Initially, 4,152 related papers were discovered via 38 different databases and journals. After removing 4,080 results for various rules of exclusion, the authors were left with 18 papers to read and analyze. Benefits of using 3D printing included:
- Patient comfort
- Decreased number of medical visits
- Elimination of ‘stressful’ thermoforming process to create masks
- High accuracy
- Decreased damage to healthy tissue
Drawbacks included:
- Negative influence regarding material behavior of a device
- Inaccuracies stemming from conversion of scanned data
- Slower process
- Lower accuracy
- Minimal difference in affordability, or even greater expense in some cases
The researchers note that although the range of studies performed CTs, MRIs, optimal 3D scanning and other CAD methods, they did not demonstrate a prevailing option about the best method for creating data—despite that CT scanning was the method used in almost half of the studies analyzed.

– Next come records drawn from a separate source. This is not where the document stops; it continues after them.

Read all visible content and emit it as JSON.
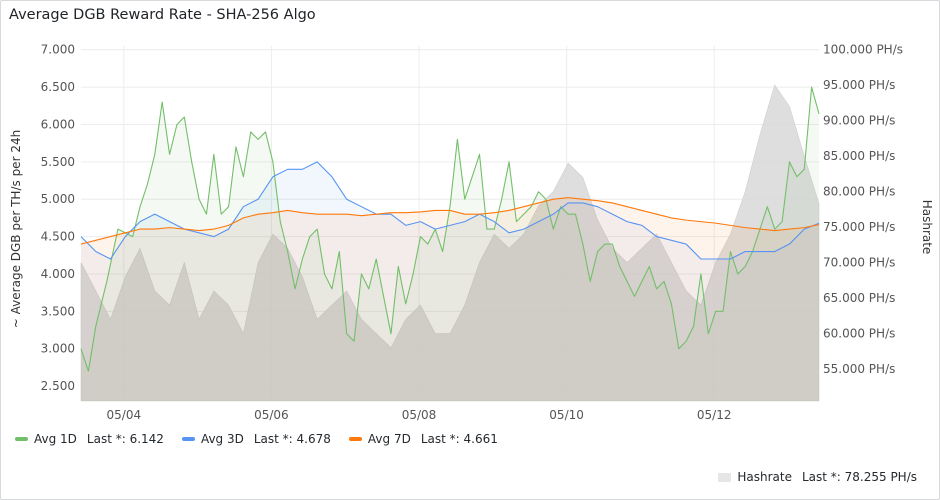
{
  "panel": {
    "title": "Average DGB Reward Rate - SHA-256 Algo"
  },
  "chart_data": {
    "type": "line",
    "title": "Average DGB Reward Rate - SHA-256 Algo",
    "ylabel": "~ Average DGB per TH/s per 24h",
    "y2label": "Hashrate",
    "ylim": [
      2.3,
      7.05
    ],
    "y2lim": [
      50500,
      100500
    ],
    "xlim": [
      0,
      1
    ],
    "yticks": [
      "7.000",
      "6.500",
      "6.000",
      "5.500",
      "5.000",
      "4.500",
      "4.000",
      "3.500",
      "3.000",
      "2.500"
    ],
    "yticks_values": [
      7.0,
      6.5,
      6.0,
      5.5,
      5.0,
      4.5,
      4.0,
      3.5,
      3.0,
      2.5
    ],
    "y2ticks": [
      "100.000 PH/s",
      "95.000 PH/s",
      "90.000 PH/s",
      "85.000 PH/s",
      "80.000 PH/s",
      "75.000 PH/s",
      "70.000 PH/s",
      "65.000 PH/s",
      "60.000 PH/s",
      "55.000 PH/s"
    ],
    "y2ticks_values": [
      100000,
      95000,
      90000,
      85000,
      80000,
      75000,
      70000,
      65000,
      60000,
      55000
    ],
    "xticks": [
      "05/04",
      "05/06",
      "05/08",
      "05/10",
      "05/12"
    ],
    "xticks_pos": [
      0.058,
      0.258,
      0.458,
      0.658,
      0.858
    ],
    "grid": true,
    "legend": "bottom",
    "series": [
      {
        "name": "Avg 1D",
        "color": "#73bf69",
        "x": [
          0,
          0.01,
          0.02,
          0.035,
          0.05,
          0.07,
          0.08,
          0.09,
          0.1,
          0.11,
          0.12,
          0.13,
          0.14,
          0.15,
          0.16,
          0.17,
          0.18,
          0.19,
          0.2,
          0.21,
          0.22,
          0.23,
          0.24,
          0.25,
          0.26,
          0.27,
          0.28,
          0.29,
          0.3,
          0.31,
          0.32,
          0.33,
          0.34,
          0.35,
          0.36,
          0.37,
          0.38,
          0.39,
          0.4,
          0.41,
          0.42,
          0.43,
          0.44,
          0.45,
          0.46,
          0.47,
          0.48,
          0.49,
          0.5,
          0.51,
          0.52,
          0.53,
          0.54,
          0.55,
          0.56,
          0.57,
          0.58,
          0.59,
          0.6,
          0.61,
          0.62,
          0.63,
          0.64,
          0.65,
          0.66,
          0.67,
          0.68,
          0.69,
          0.7,
          0.71,
          0.72,
          0.73,
          0.74,
          0.75,
          0.76,
          0.77,
          0.78,
          0.79,
          0.8,
          0.81,
          0.82,
          0.83,
          0.84,
          0.85,
          0.86,
          0.87,
          0.88,
          0.89,
          0.9,
          0.91,
          0.92,
          0.93,
          0.94,
          0.95,
          0.96,
          0.97,
          0.98,
          0.99,
          1.0
        ],
        "y": [
          3.0,
          2.7,
          3.3,
          3.9,
          4.6,
          4.5,
          4.9,
          5.2,
          5.6,
          6.3,
          5.6,
          6.0,
          6.1,
          5.5,
          5.0,
          4.8,
          5.6,
          4.8,
          4.9,
          5.7,
          5.3,
          5.9,
          5.8,
          5.9,
          5.5,
          4.7,
          4.3,
          3.8,
          4.2,
          4.5,
          4.6,
          4.0,
          3.8,
          4.3,
          3.2,
          3.1,
          4.0,
          3.8,
          4.2,
          3.7,
          3.2,
          4.1,
          3.6,
          4.0,
          4.5,
          4.4,
          4.6,
          4.3,
          4.9,
          5.8,
          5.0,
          5.3,
          5.6,
          4.6,
          4.6,
          5.0,
          5.5,
          4.7,
          4.8,
          4.9,
          5.1,
          5.0,
          4.6,
          4.9,
          4.8,
          4.8,
          4.4,
          3.9,
          4.3,
          4.4,
          4.4,
          4.1,
          3.9,
          3.7,
          3.9,
          4.1,
          3.8,
          3.9,
          3.6,
          3.0,
          3.1,
          3.3,
          4.0,
          3.2,
          3.5,
          3.5,
          4.3,
          4.0,
          4.1,
          4.3,
          4.6,
          4.9,
          4.6,
          4.7,
          5.5,
          5.3,
          5.4,
          6.5,
          6.142
        ]
      },
      {
        "name": "Avg 3D",
        "color": "#5794f2",
        "x": [
          0,
          0.02,
          0.04,
          0.06,
          0.08,
          0.1,
          0.12,
          0.14,
          0.16,
          0.18,
          0.2,
          0.22,
          0.24,
          0.26,
          0.28,
          0.3,
          0.32,
          0.34,
          0.36,
          0.38,
          0.4,
          0.42,
          0.44,
          0.46,
          0.48,
          0.5,
          0.52,
          0.54,
          0.56,
          0.58,
          0.6,
          0.62,
          0.64,
          0.66,
          0.68,
          0.7,
          0.72,
          0.74,
          0.76,
          0.78,
          0.8,
          0.82,
          0.84,
          0.86,
          0.88,
          0.9,
          0.92,
          0.94,
          0.96,
          0.98,
          1.0
        ],
        "y": [
          4.5,
          4.3,
          4.2,
          4.5,
          4.7,
          4.8,
          4.7,
          4.6,
          4.55,
          4.5,
          4.6,
          4.9,
          5.0,
          5.3,
          5.4,
          5.4,
          5.5,
          5.3,
          5.0,
          4.9,
          4.8,
          4.8,
          4.65,
          4.7,
          4.6,
          4.65,
          4.7,
          4.8,
          4.7,
          4.55,
          4.6,
          4.7,
          4.8,
          4.95,
          4.95,
          4.9,
          4.8,
          4.7,
          4.65,
          4.5,
          4.45,
          4.4,
          4.2,
          4.2,
          4.2,
          4.3,
          4.3,
          4.3,
          4.4,
          4.6,
          4.678
        ]
      },
      {
        "name": "Avg 7D",
        "color": "#ff780a",
        "x": [
          0,
          0.02,
          0.04,
          0.06,
          0.08,
          0.1,
          0.12,
          0.14,
          0.16,
          0.18,
          0.2,
          0.22,
          0.24,
          0.26,
          0.28,
          0.3,
          0.32,
          0.34,
          0.36,
          0.38,
          0.4,
          0.42,
          0.44,
          0.46,
          0.48,
          0.5,
          0.52,
          0.54,
          0.56,
          0.58,
          0.6,
          0.62,
          0.64,
          0.66,
          0.68,
          0.7,
          0.72,
          0.74,
          0.76,
          0.78,
          0.8,
          0.82,
          0.84,
          0.86,
          0.88,
          0.9,
          0.92,
          0.94,
          0.96,
          0.98,
          1.0
        ],
        "y": [
          4.4,
          4.45,
          4.5,
          4.55,
          4.6,
          4.6,
          4.62,
          4.6,
          4.58,
          4.6,
          4.65,
          4.75,
          4.8,
          4.82,
          4.85,
          4.82,
          4.8,
          4.8,
          4.8,
          4.78,
          4.8,
          4.82,
          4.82,
          4.83,
          4.85,
          4.85,
          4.8,
          4.8,
          4.82,
          4.85,
          4.9,
          4.95,
          5.0,
          5.02,
          5.0,
          4.98,
          4.95,
          4.9,
          4.85,
          4.8,
          4.75,
          4.72,
          4.7,
          4.68,
          4.65,
          4.62,
          4.6,
          4.58,
          4.6,
          4.62,
          4.661
        ]
      }
    ],
    "hashrate": {
      "name": "Hashrate",
      "color": "#e6e6e6",
      "x": [
        0,
        0.02,
        0.04,
        0.06,
        0.08,
        0.1,
        0.12,
        0.14,
        0.16,
        0.18,
        0.2,
        0.22,
        0.24,
        0.26,
        0.28,
        0.3,
        0.32,
        0.34,
        0.36,
        0.38,
        0.4,
        0.42,
        0.44,
        0.46,
        0.48,
        0.5,
        0.52,
        0.54,
        0.56,
        0.58,
        0.6,
        0.62,
        0.64,
        0.66,
        0.68,
        0.7,
        0.72,
        0.74,
        0.76,
        0.78,
        0.8,
        0.82,
        0.84,
        0.86,
        0.88,
        0.9,
        0.92,
        0.94,
        0.96,
        0.98,
        1.0
      ],
      "y": [
        70000,
        66000,
        62000,
        68000,
        72000,
        66000,
        64000,
        70000,
        62000,
        66000,
        64000,
        60000,
        70000,
        74000,
        72000,
        68000,
        62000,
        64000,
        66000,
        62000,
        60000,
        58000,
        62000,
        64000,
        60000,
        60000,
        64000,
        70000,
        74000,
        72000,
        74000,
        78000,
        80000,
        84000,
        82000,
        76000,
        72000,
        70000,
        72000,
        74000,
        70000,
        66000,
        64000,
        70000,
        74000,
        80000,
        88000,
        95000,
        92000,
        85000,
        78255
      ]
    }
  },
  "legend": {
    "items": [
      {
        "name": "Avg 1D",
        "last": "Last *: 6.142",
        "color": "#73bf69"
      },
      {
        "name": "Avg 3D",
        "last": "Last *: 4.678",
        "color": "#5794f2"
      },
      {
        "name": "Avg 7D",
        "last": "Last *: 4.661",
        "color": "#ff780a"
      }
    ],
    "right": {
      "name": "Hashrate",
      "last": "Last *: 78.255 PH/s",
      "color": "#e6e6e6"
    }
  }
}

“It will become increasingly important for practitioners to learn how to manipulate DICOM files within 3D CAD software to progress this field of research, and may require collaborations between clinicians and surgeons with expertise in human anatomy, with designers and engineers with expertise in advanced CAD software systems,” stated the authors.
More study is also necessary regarding cost, as the numbers varied wildly from one research study to another. The authors also noted that production times vary, remaining ‘unclear’; for example, one study claims it took five days to 3D print a mask, while another reported only 36 hours to print a human head for thermo-forming a mask over.
“These times are significantly longer than more immediate traditional methods of thermoforming or surgically attaching immobilizers, however, a lack of information reported in literature does not provide enough evidence to provide a clear understanding of the time to 3D print immobilization devices,” concluded the researchers.